A Car Restoration Story: 1984 RX7

As a car enthusiast you always have the dream to buy a project car. There is something to be said about having a sense of deep satisfaction of sourcing parts, disassembly, reassembly and completion of such a dream. Usually it’s a car that has always been desired with dreams of one day driving it off into the sunset. Here is my journey of my project car: a 1984 Mazda RX7 GLS-SE.

My facination with the RX7, like many, revolved around the Wankel motor. To start learning how this mysterious motor worked, I bought a blown 13b from an FC (second generation RX7, 6port NA). The tear down was a good challenge and facinating no doubt. Once the block was dissembled, it was clear why the motor had nearly zero compression. This motor certainly didn’t go to waste: it was turned into a coffee table.

At this point the bug had bitten hard: time to go out and find an RX7. I looked at a few 3rd Gen’s and a few 1st Gen’s. I always had a real love for the 1 Gen’s as I remembered them growing up. So after searching forums for some time, I ended up buying a 1984 GSL-SE out of Portland Oregon.

The car looked pretty clean for having 214k original miles and had a recent repaint. Once I saw the car in person, it wasn’t real clean and had a few areas with rust as well as a minor accident to the front end. Despite a few issues, the car was still a good deal. The purchase was made and we headed back home to Utah.

The RX7 drove well all the way home – it had decent acceleration up steep hills and was very rev happy. It really was a good time driving home while listening to such a great sound track (Racing Beat headers back).

I drove the RX7 for the remainder of that summer and into the fall season. It had a few issues such as a high and or occilating idle, flooding and a badly leaking power steering pump. The worst of all the issues started happening when the car had a hard time getting to the top of Trappers Loop. The motor was loosing compression in one of the rotors. This was when a good friend and I decided to pull the motor and rebuild it.

The rebuild process was facinating, as it clearly showed the issues the motor was having. One of the rotors had virtually nothing left of it’s apex seals. We were both surprised it had any compression as all. The damage however was significant – it ruined one of the housings. A rebuild kit was ordered and I sourced out another GSL-SE housing.

As the motor was all apart, I had another good friend do a large street port. This port was significantly larger vs stock. I also ended up media blasting and ceramic coating both the irons and housings – which ended up being several months of a very long drawn out process. I honestly wouldn’t ceramic coat the motor again, as the cost, time and poor customer service really wasn’t worth it.

As the motor was being put back together, a few debates started arising quicky. Should I do a complete restoration on the body and should I also go with a turbo motor? The debate of going through the body was a short lived debate – the flaking paint had at least 10 layers (including the original OEM paint). It was the worst paint job and was driving me nuts. That was the beginning to a very long road of getting the paint and body done.

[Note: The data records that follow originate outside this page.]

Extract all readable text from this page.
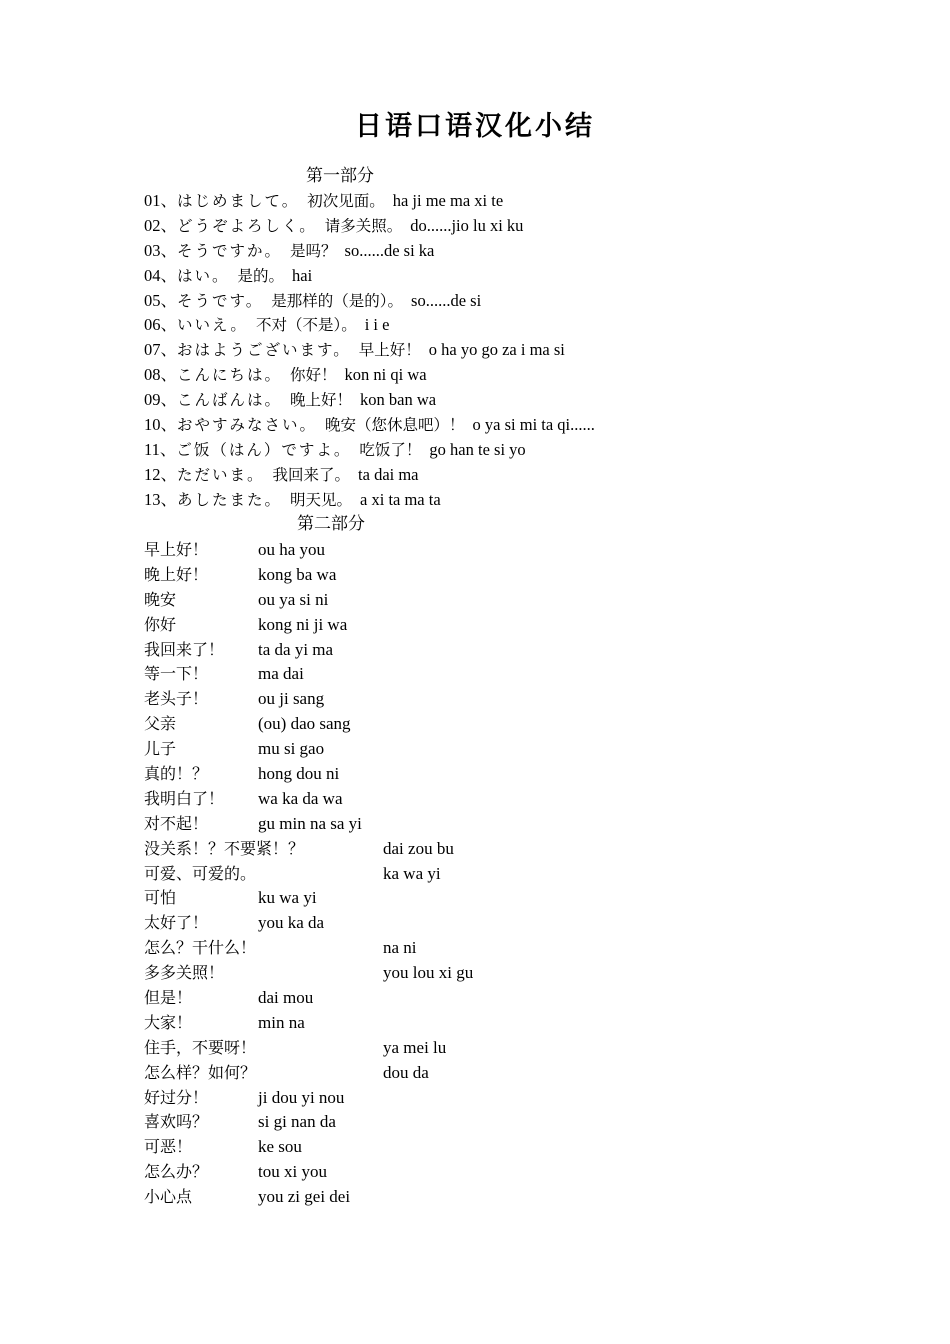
日语口语汉化小结
第一部分
01、はじめまして。 初次见面。 ha ji me ma xi te
02、どうぞよろしく。 请多关照。 do......jio lu xi ku
03、そうですか。 是吗？ so......de si ka
04、はい。 是的。 hai
05、そうです。 是那样的（是的）。 so......de si
06、いいえ。 不对（不是）。 i i e
07、おはようございます。 早上好！ o ha yo go za i ma si
08、こんにちは。 你好！ kon ni qi wa
09、こんばんは。 晚上好！ kon ban wa
10、おやすみなさい。 晚安（您休息吧）！ o ya si mi ta qi......
11、ご饭（はん）ですよ。 吃饭了！ go han te si yo
12、ただいま。 我回来了。 ta dai ma
13、あしたまた。 明天见。 a xi ta ma ta
第二部分
早上好！	ou ha you
晚上好！	kong ba wa
晚安	ou ya si ni
你好	kong ni ji wa
我回来了！ ta da yi ma
等一下！	ma dai
老头子！	ou ji sang
父亲	(ou) dao sang
儿子	mu si gao
真的！？	hong dou ni
我明白了！ wa ka da wa
对不起！	gu min na sa yi
没关系！？不要紧！？	dai zou bu
可爱、可爱的。	ka wa yi
可怕	ku wa yi
太好了！	you ka da
怎么？干什么！	na ni
多多关照！	you lou xi gu
但是！	dai mou
大家！	min na
住手，不要呀！	ya mei lu
怎么样？如何？	dou da
好过分！	ji dou yi nou
喜欢吗？	si gi nan da
可恶！	ke sou
怎么办？	tou xi you
小心点	you zi gei dei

I had another good friend who had been in the automotive paint and body world for many years take on the project. As hind sight is always 20/20, we should have gotten the car media blasted. The pain staking route of sanding it down via orbital Sanders was expensive and very labor intensive.

Once the body was sanded, we found a few small rust spots. One was in the drain in the lower right hatch, passenger side floor board, rear wheel wells and sunroof drain. All rust areas were cut out and a steal patch was welded in. Over all the car was in good shape as you really don’t know what you will find untill the body is completely stripped down. Pur15 was extensively used to prevent any future corrosion to the body. The minimal rust is also surprising because records of the car show that it lived in Hawaii and Portland Oregon for many years.

As several years pass by, the debate of staying with the original naturally aspirated 13b motor vs going with a turbo 13b motor really never ended. The hesitation was really in cost as well as complexity. Going turbo entailed finding a T2 motor, transmission, custom drive shaft, standalone ECU, intercooler, clutch & flywheel, wiring, fabrication, etc. Staying with the original motor had minimal additional requirements: ideally should go standalone ECU and wiring. The cost of the ECU would really start to justify going down the turbo path. So after I got home from a three year job relocation in Hawaii, I committed to going all in and boosting the RX7.

Once I came back home to Utah, life became extremely busy. To name a few of the goals that were in motion: get a Chiropractor & Massage office off the ground, continue the house hacking project, purchase a daily driver and get the RX7 project moving. Unfortunately the RX7 project didn’t really get picked back up till nearly a year after I came back home.

As I started to reach out to a few local RX7 resources, I was given an opportunity to buy an old autocross 1st Gen RX7. This old school racer had the sought after S5 T2 motor and transmission (originally sourced from a 1988 RX7 T2 with 30,000 KM) as well as a number of good parts. I made the purchase and started to tear the car down. Once the motor was pulled and disassembled – it was clear that this motor was a fantastic candidate for my build.